- Location in La Paz County and the state of Arizona
- Wenden, Arizona Location in the United States
- Coordinates: 33°49′32″N 113°32′17″W﻿ / ﻿33.82556°N 113.53806°W
- Country: United States
- State: Arizona
- County: La Paz

Area
- • Total: 14.94 sq mi (38.70 km^{2})
- • Land: 14.94 sq mi (38.70 km^{2})
- • Water: 0 sq mi (0.00 km^{2})
- Elevation: 1,867 ft (569 m)

Population (2020)
- • Total: 458
- • Density: 30.6/sq mi (11.83/km^{2})
- Time zone: UTC-7 (MST (no DST))
- ZIP code: 85357
- Area code: 928
- FIPS code: 04-81550
- GNIS feature ID: 0013469

= Wenden, Arizona =

Wenden is an unincorporated community in La Paz County, Arizona, United States. The population was 728 at the 2010 census, up from 556 in 2000. For statistical purposes the United States Census Bureau has designated Wenden as a census-designated place (CDP).

==History==
Wenden has experienced two 100-year floods due to the flooding of the Centennial Wash. Residents were forced to evacuate to higher ground in the nearby town of Salome during these extreme rainfall events, in 2000 and 2010.

==Geography==
Wenden is located in eastern La Paz County. U.S. Route 60 passes through the town, leading northeast 48 mi to Wickenburg and southwest 30 mi to Interstate 10 between Brenda and Quartzsite.

According to the United States Census Bureau, the Wenden CDP has a total area of 38.7 km2, all land.

===Climate===
This area has a large amount of sunshine year-round due to its stable descending air and high pressure. According to the Köppen Climate Classification system, Wenden has a desert climate, abbreviated "BWh" on climate maps.

==Demographics==

As of the census of 2000, there were 556 people, 207 households, and 150 families residing in the CDP. The population density was 37.4 PD/sqmi. There were 309 housing units at an average density of 20.8 /sqmi. The racial makeup of the CDP was 84.0% White, 1.3% Native American, 0.2% Asian, 12.6% from other races, and 2.0% from two or more races. Hispanic or Latino of any race were 44.2% of the population.

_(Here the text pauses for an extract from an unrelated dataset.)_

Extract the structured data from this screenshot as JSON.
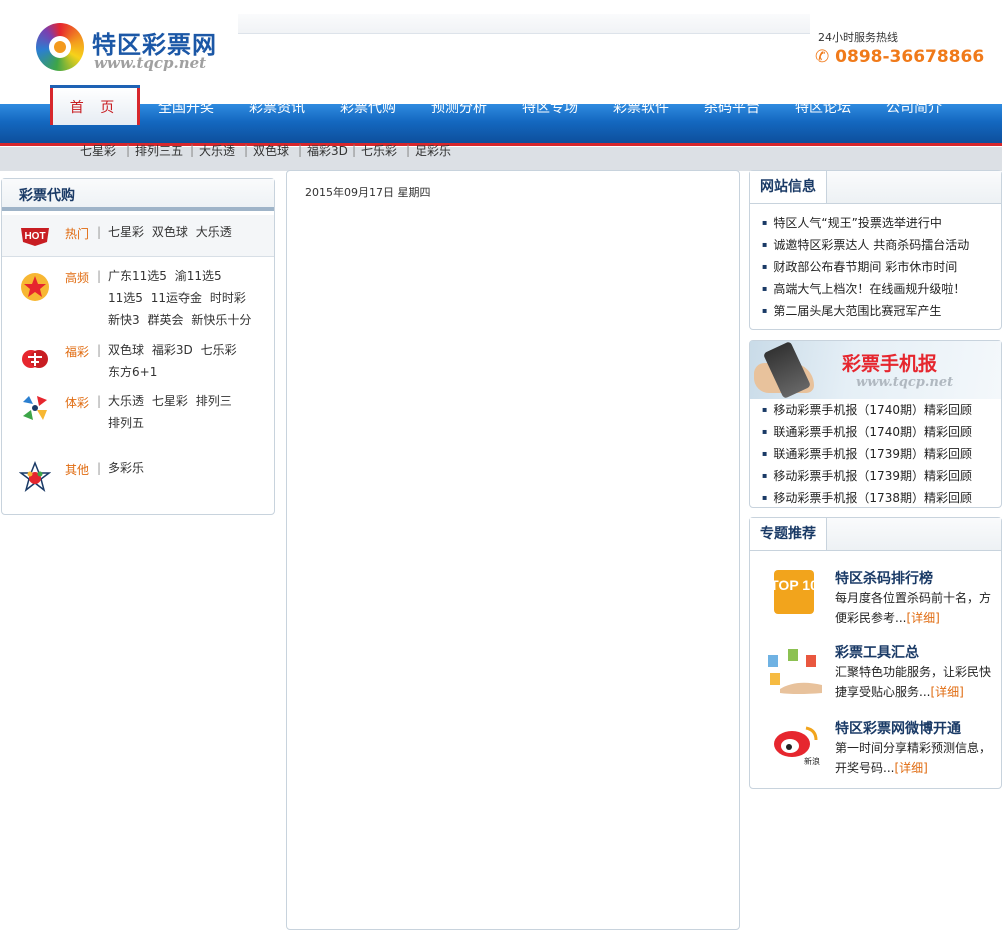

There were 207 households, out of which 28.5% had children under the age of 18 living with them, 58.0% were married couples living together, 8.2% had a female householder with no husband present, and 27.5% were non-families. 21.7% of all households were made up of individuals, and 17.4% had someone living alone who was 65 years of age or older. The average household size was 2.69 and the average family size was 3.15.

In the CDP, the population was spread out, with 29.5% under the age of 18, 5.9% from 18 to 24, 22.3% from 25 to 44, 19.6% from 45 to 64, and 22.7% who were 65 years of age or older. The median age was 39 years. For every 100 females, there were 91.1 males. For every 100 females age 18 and over, there were 101.0 males.

The median income for a household in the CDP was $20,870, and the median income for a family was $25,208. Males had a median income of $27,153 versus $15,500 for females. The per capita income for the CDP was $11,674. About 25.1% of families and 31.2% of the population were below the poverty line, including 50.0% of those under age 18 and 2.7% of those age 65 or over.

Historical population
| Census | Pop. | Note | %± |
| 2000 | 556 |  | — |
| 2010 | 728 |  | 30.9% |
| 2020 | 458 |  | −37.1% |
U.S. Decennial Census

==Infrastructure==
The Wenden Domestic Water Improvement District supplies drinking water to Wenden.